The drum machine from the debut EP Pure (1989) was finally replaced by a real drummer, the versatile Mac McNeilly, a great jazz enthusiast, capable of ranging between the swing of jazz and the more frenetic rhythms of punk and noise. The first album Head brings the band's formula to further technical maturation: the protagonists are the elegant jazzy touch of the drums, the boogie-rock and blues guitar phrasings and above all the exasperated vocality of Yow who, with his awkward singing and his slurring perverse and twisted halfway between Captain Beefheart, the first Nick Cave, David Thomas of Pere Ubu and a mocking voice like Johnny Rotten, he stages his hyper-realist lyrics with obscene content.
Down is the band's fourth album, the most professional and sophisticated of their discography. Mastered at Abbey Road Studios in London, it is the work that gives more space to melody, the one in which the instrumental technique is refined and the quartet's formula reaches a perfect balance between inspiration and compositional maturation. David Yow's singing almost normalizes, while what impresses above all is the sharp but elegant guitar of the brilliant Duane Denison, with all his boundless repertoire of effects and a chameleon-like ability to play the most disparate styles. The greater attention is paid to the song form and arrangements, as demonstrated by the soft, jazz-blues-inspired step of TheAssociate and the poignant ballad Horseembellished with Sims' keyboards and Yow's painful and desperate screams.
On the third album Liarsthe hardest and most granite ever made by the quartet, the shocked noise-blues of Goat leaves room for an even more corrosive, brutal and dynamite sound, excellently produced, which brings out the never too hidden roots influences (the southern rock-blues of ZZ Top, first of all). The experimental ambitions of Goat are channeled into more structured songs where the song format prevails (a definition to be taken with due caution) and the further technical maturation of the band is evident: some songs (among all, Boilermaker, Gladiators, Puss) are shattering and lacerating sound cannonades, branded by Denison's guitar razors.

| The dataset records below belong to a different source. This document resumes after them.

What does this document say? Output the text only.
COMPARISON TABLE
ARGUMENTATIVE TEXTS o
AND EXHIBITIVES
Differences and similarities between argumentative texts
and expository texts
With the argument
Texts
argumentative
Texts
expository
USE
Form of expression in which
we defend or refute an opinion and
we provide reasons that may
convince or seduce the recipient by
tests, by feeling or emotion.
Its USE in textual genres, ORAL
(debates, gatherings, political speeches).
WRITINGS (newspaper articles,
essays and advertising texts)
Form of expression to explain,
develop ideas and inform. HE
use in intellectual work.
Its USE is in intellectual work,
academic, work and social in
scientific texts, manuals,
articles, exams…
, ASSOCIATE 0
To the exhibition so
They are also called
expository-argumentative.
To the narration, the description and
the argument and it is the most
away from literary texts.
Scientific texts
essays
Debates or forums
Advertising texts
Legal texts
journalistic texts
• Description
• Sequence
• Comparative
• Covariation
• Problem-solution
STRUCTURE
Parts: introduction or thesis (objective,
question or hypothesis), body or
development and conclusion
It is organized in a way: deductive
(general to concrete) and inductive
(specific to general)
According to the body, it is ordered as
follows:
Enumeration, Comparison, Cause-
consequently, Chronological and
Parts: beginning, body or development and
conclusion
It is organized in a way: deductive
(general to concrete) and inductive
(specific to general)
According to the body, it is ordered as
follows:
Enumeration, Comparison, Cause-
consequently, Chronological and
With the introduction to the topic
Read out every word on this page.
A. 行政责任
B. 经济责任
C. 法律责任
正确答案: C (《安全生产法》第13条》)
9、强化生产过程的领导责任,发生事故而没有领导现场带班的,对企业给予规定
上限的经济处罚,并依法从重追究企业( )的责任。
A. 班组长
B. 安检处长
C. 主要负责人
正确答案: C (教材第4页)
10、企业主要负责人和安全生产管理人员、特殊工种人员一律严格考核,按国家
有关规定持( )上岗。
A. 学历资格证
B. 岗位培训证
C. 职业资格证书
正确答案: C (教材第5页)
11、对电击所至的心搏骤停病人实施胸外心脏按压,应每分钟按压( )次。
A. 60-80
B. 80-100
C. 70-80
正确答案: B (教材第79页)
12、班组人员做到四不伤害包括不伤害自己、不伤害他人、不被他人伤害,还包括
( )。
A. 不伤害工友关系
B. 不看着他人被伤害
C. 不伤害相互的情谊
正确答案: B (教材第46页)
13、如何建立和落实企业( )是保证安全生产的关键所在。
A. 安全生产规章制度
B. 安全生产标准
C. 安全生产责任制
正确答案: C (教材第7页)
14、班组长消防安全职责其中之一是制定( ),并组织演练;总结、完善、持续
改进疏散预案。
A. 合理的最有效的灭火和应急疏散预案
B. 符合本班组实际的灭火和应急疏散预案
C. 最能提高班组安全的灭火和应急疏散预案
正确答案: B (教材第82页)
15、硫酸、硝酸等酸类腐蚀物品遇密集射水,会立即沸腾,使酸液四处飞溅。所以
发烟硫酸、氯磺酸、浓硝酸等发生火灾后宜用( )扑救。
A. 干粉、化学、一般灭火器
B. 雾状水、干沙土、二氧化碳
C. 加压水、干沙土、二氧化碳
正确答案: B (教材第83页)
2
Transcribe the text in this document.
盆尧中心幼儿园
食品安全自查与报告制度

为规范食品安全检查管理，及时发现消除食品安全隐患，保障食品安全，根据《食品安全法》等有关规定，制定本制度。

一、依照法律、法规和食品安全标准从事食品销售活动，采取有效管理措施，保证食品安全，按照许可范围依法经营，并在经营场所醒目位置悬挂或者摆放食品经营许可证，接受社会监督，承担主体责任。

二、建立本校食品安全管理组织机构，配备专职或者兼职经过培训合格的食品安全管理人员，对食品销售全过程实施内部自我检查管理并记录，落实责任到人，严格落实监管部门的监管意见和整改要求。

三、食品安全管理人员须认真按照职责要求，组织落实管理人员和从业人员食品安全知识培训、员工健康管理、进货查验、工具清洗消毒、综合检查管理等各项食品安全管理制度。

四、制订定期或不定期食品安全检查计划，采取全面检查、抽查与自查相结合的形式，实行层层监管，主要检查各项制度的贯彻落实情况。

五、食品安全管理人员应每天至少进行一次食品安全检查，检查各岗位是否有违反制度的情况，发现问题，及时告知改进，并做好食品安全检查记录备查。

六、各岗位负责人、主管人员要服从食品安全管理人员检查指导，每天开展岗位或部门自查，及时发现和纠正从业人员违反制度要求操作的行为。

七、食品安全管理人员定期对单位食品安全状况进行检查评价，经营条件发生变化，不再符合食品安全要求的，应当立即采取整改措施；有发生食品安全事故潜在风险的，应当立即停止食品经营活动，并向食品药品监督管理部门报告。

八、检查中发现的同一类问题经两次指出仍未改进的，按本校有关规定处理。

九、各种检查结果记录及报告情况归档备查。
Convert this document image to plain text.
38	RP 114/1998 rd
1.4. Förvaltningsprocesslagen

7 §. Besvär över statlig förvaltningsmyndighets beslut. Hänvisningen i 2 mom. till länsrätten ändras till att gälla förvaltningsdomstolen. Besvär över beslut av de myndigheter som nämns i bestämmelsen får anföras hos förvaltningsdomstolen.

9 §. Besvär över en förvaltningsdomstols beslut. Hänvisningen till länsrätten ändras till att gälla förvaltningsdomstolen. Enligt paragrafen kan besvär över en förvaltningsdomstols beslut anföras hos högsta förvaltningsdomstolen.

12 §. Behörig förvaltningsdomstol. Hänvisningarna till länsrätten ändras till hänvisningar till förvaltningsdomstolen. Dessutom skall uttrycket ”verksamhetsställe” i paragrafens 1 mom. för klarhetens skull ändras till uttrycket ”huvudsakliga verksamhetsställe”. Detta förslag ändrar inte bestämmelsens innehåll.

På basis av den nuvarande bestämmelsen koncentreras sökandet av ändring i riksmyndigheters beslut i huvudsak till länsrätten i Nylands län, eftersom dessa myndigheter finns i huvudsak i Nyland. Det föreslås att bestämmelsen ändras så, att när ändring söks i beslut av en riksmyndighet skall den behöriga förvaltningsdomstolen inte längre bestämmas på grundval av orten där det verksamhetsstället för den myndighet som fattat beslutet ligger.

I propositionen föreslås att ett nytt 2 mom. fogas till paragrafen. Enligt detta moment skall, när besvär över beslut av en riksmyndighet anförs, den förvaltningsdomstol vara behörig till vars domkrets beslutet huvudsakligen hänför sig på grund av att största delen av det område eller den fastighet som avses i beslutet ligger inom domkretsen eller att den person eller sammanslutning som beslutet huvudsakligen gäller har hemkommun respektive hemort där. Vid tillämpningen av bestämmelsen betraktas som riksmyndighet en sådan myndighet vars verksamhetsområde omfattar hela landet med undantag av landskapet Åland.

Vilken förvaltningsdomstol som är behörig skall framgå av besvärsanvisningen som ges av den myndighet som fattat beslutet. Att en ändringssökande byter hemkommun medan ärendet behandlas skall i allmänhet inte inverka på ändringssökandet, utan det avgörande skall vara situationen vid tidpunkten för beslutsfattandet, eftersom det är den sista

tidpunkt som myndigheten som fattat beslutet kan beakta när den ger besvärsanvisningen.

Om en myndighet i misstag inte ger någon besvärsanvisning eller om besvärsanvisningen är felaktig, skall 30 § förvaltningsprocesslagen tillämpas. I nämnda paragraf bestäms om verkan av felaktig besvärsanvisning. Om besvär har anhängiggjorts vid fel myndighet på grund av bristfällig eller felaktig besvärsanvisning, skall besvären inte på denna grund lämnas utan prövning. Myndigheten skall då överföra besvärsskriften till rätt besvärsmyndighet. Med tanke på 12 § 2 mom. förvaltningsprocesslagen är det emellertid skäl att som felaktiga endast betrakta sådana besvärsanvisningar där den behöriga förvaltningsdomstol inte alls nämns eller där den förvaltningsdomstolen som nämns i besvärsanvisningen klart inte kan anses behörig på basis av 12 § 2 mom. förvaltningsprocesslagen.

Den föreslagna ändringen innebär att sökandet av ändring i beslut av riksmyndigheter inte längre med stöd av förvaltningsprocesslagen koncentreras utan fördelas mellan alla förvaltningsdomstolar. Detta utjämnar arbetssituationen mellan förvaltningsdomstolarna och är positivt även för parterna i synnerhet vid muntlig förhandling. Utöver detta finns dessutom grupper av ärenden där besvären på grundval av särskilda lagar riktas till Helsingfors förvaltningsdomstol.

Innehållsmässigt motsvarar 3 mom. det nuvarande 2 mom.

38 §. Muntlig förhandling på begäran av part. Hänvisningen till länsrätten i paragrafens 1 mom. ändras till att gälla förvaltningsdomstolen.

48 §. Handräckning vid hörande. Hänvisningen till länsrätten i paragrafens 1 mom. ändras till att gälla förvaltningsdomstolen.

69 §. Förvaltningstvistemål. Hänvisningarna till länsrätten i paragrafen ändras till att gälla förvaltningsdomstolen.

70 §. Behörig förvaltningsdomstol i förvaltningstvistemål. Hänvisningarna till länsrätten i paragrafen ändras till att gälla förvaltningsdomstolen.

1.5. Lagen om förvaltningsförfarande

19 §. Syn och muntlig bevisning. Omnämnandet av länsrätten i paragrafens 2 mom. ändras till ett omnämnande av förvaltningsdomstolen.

With Goatthe second studio album, the group gets noticed outside the narrow confines of the underground circuit: it is no coincidence that the magazine Spin (one of the most mainstream in the United States) will notice them and sing their praises. In fact, power and technical-instrumental expertise are at the highest levels and Goat it is still today for many the unsurpassed masterpiece of Jesus Lizard, one of the most brilliant and ingenious examples of “deviant” rock of the 90s, an absolute classic of noise rock, which will set the tone for many bands to come. The rhythm section is very powerful, the instruments fit together with surgical precision and the music is a shocking mixture of noise rock, hardcore punk, hard boogie and blues. The album lines up nine incendiary and devastating songs, from the breathtaking initial triptych (Then Comes Dudley, Mouth Breather, Nub) to the epic Monkey Tricksamong the top of their discography.